Output 61.10.1 displays the number of observations read from the DATA= data set, the number of observations used in the analysis, and the "Missing Data Information" table. No observations were omitted from the data set in the analysis.

The "Missing Data Information" table lists the variables that contain missing values, which are x1 and x2, the number of missing observations in each variable, the observation indices of these missing values, and the sampling algorithms used. By default, the first 20 observation indices of each variable are printed in the table.

Output 61.10.1: Observation Information and Missing Data Information

Missing at Random Analysis

The MCMC Procedure

Number of Observations Read

Number of Observations Used

390

Missing Data Information Table
Variable	Number of Missing Obs	Observation Indices	Sampling Method
x2	30	14 41 50 55 59 66 71 83 88 90 118 158 174 175 178 183 196 203 210 212 ...	N-Metropolis
x1	17	50 92 93 167 194 231 273 296 303 304 308 330 349 373 385 388 390	Inverse CDF

There are 30 missing values in the variable x2, and 17 in x1. Internally, PROC MCMC creates 30 and 17 variables for the missing values in x2 and x1, respectively. The default naming convention for these missing values is to concatenate the response variable and the observation number. For example, the first missing value in x2 is the fourteenth observation, and the corresponding variable is x2_14.

Output 61.10.2 displays the summary and interval statistics for each parameter, the odds ratios, and the monitored missing values.

Output 61.10.2: Posterior Summary and Interval Statistics

Missing at Random Analysis

The MCMC Procedure

Posterior Summaries and Intervals
Parameter	N	Mean	Standard Deviation	95% HPD Interval
beta0	10000	-1.3732	0.2078	-1.7909	-0.9676
beta1	10000	0.4797	0.2387	0.0268	0.9491
beta2	10000	0.0156	0.0227	-0.0265	0.0642
alpha10	10000	-0.2166	0.1422	-0.4662	0.0874
alpha11	10000	0.0126	0.0201	-0.0267	0.0521
alpha20	10000	1.5635	0.0235	1.5199	1.6105
orx1	10000	1.6627	0.4094	0.9205	2.4493
orx2	10000	1.0160	0.0231	0.9739	1.0663
x2_14	10000	4.9022	2.2083	1.0000	9.0000
x2_50	10000	4.8924	2.1626	1.0000	9.0000
x2_90	10000	4.8263	2.0816	1.0000	8.0000
x1_296	10000	0.4160	0.4929	0	1.0000
x1_304	10000	0.4460	0.4971	0	1.0000
x1_373	10000	0.4443	0.4969	0	1.0000

The odds ratio for x1 is the multiplicative change in the odds of a child wheezing in Steel City compared to the odds of the child wheezing in Green Hills.
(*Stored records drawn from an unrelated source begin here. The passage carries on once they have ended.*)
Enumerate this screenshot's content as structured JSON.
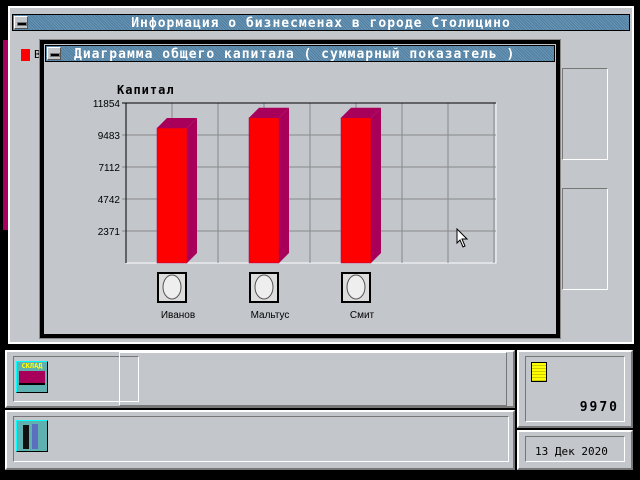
{
  "main_window": {
    "title": "Информация о бизнесменах в городе Столицино",
    "partial_label": "В"
  },
  "chart_window": {
    "title": "Диаграмма общего капитала ( суммарный показатель )"
  },
  "chart_data": {
    "type": "bar",
    "title": "Капитал",
    "categories": [
      "Иванов",
      "Мальтус",
      "Смит"
    ],
    "values": [
      10000,
      10760,
      10760
    ],
    "yticks": [
      2371,
      4742,
      7112,
      9483,
      11854
    ],
    "ylim": [
      0,
      11854
    ],
    "grid": true,
    "colors": {
      "front": "#ff0000",
      "side": "#a8005a"
    }
  },
  "status": {
    "money": "9970",
    "date": "13 Дек 2020",
    "warehouse_icon_label": "СКЛАД"
  },
  "icons": {
    "warehouse": "warehouse-icon",
    "businessmen": "businessmen-icon",
    "coins": "coins-icon",
    "cursor": "mouse-cursor-icon"
  }
}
The estimated odds ratio (ORX1) value is 1.6736 with a corresponding 95% equal-tail credible interval of $(1.0248, 2.5939)$ . City of residency is a significant factor in a child’s wheezing status. The estimated odds ratio for x2 is the multiplicative change in the odds of developing a wheeze for each additional reported cigarette smoked per day. The odds ratio of ORX2 indicates that the odds of a child developing a wheeze is 1.0150 times higher for each reported cigarette a mother smokes. The corresponding 95% equal-tail credible interval is $(0.9695,1.0619)$ . Since this interval contains the value 1, maternal smoking is not considered to be an influential effect.